Patients with type 1 diabetes need daily insulin treatment to survive, delivered via multiple injections with syringes or insulin pens or via an insulin pump, allowing continuous infusion of insulin and adding extra dosage as needed.

In addition, blood glucose levels have to be measured on a regular basis throughout the day to control and if needed improve the management of their diabetes. The most common ways to monitor blood sugar levels are:

  • Self-monitoring with finger-sticks meter reading at least before and after meals as well as at bedtime.
     
  • Continuous glucose monitoring (CGM) with a sensor placed onto the patient’s abdomen providing continuously sugar levels readings.
     
  • HbA1c measurement: a blood sugar test performed by a healthcare professional, which indicates the average blood sugar levels over 2-3 months.

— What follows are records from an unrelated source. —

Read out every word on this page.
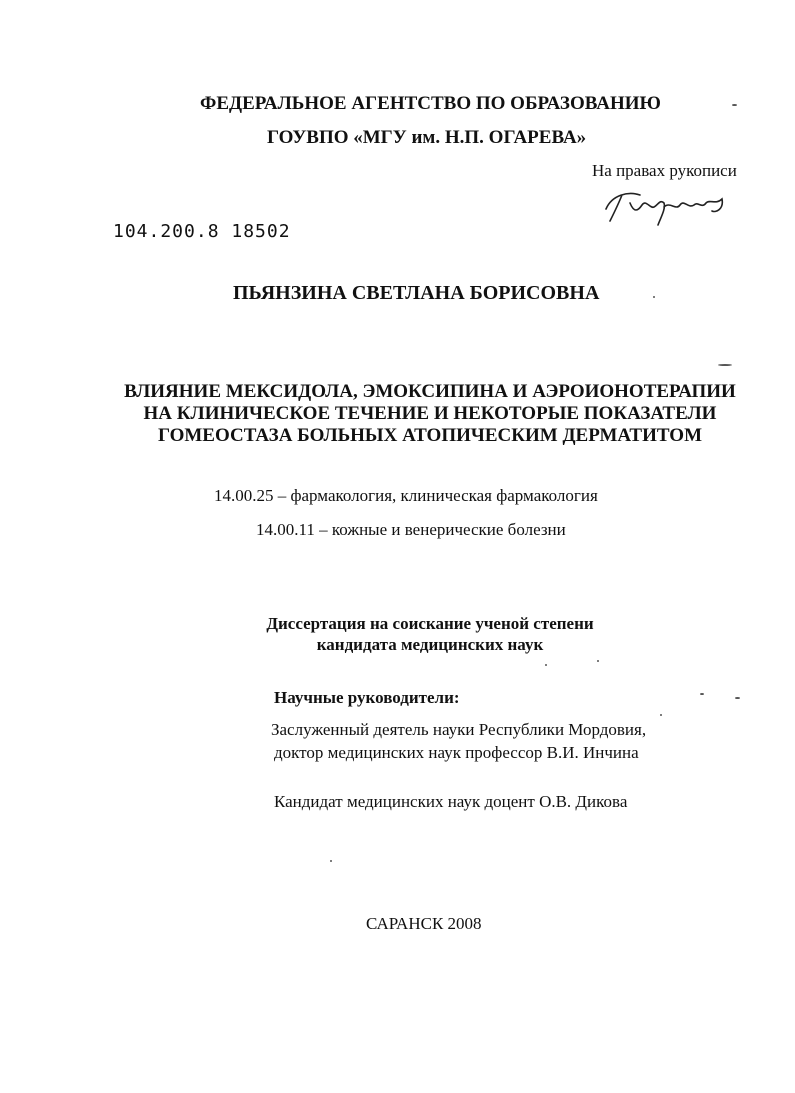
ФЕДЕРАЛЬНОЕ АГЕНТСТВО ПО ОБРАЗОВАНИЮ
ГОУВПО «МГУ им. Н.П. ОГАРЕВА»
На правах рукописи
104.200.8 18502
ПЬЯНЗИНА СВЕТЛАНА БОРИСОВНА
ВЛИЯНИЕ МЕКСИДОЛА, ЭМОКСИПИНА И АЭРОИОНОТЕРАПИИ
НА КЛИНИЧЕСКОЕ ТЕЧЕНИЕ И НЕКОТОРЫЕ ПОКАЗАТЕЛИ
ГОМЕОСТАЗА БОЛЬНЫХ АТОПИЧЕСКИМ ДЕРМАТИТОМ
14.00.25 – фармакология, клиническая фармакология
14.00.11 – кожные и венерические болезни
Диссертация на соискание ученой степени
кандидата медицинских наук
Научные руководители:
Заслуженный деятель науки Республики Мордовия,
доктор медицинских наук профессор В.И. Инчина
Кандидат медицинских наук доцент О.В. Дикова
САРАНСК 2008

Poor blood sugar level control can lead to:

  • hyperglycaemia (high blood glucose levels): Without an adequate supply of insulin a person with diabetes is unable to keep glucose levels in balance, creating a situation of hyperglycaemia. Untreated, severe hyperglycaemia can result in coma (diabetic ketoacidosis, DKA) and death due to the accumulation of organic acids and ketones in the blood. DKA is still a leading cause of morbidity and mortality in children with type 1 diabetes.  Blood glucose levels which are chronically higher than normal values can also lead to long-term complications such as cardiovascular disease, blindness and renal failure.
     
  • hypoglycaemia (low blood glucose levels): Administration of too much insulin can lead to severe hypoglycaemia which can result in loss of consciousness, seizures and eventually coma or death if unmanaged.

Type 2 diabetes (T2DM) is a polymorphic chronic disease characterised by a dysfunction in insulin secretion or by a missing effectiveness of the produced insulin. The disease develops when the body can still produce some insulin, but not enough, or when there is a resistance to the insulin produced.

Type 2 diabetes is often linked to obesity and physical inactivity and can be prevented and treated with lifestyle changes such as healthier diet (diet low on carbohydrates and with a low glycaemic index) and increased physical exercise. The main aim of type 2 diabetes treatment is a normalisation of the blood glucose levels in order to avoid/reduce comorbidities and long-term complications. At a later stage, treatment can involve tablets and/or insulin.

In Europe, 5% of children and adolescents with diabetes currently have type 2 diabetes. This number is increasing due to the obesity epidemic which also affects the younger generations.

In addition, 17 % from the obese adolescent population is affected by an eating disorder and 70% suffers from anxiety or depression. There are however sufficient intervention programmes for children and their families (including lifestyle changes such as healthier diet and increased physical exercise) supporting as such the primary prevention of type 2 diabetes in children and adolescents.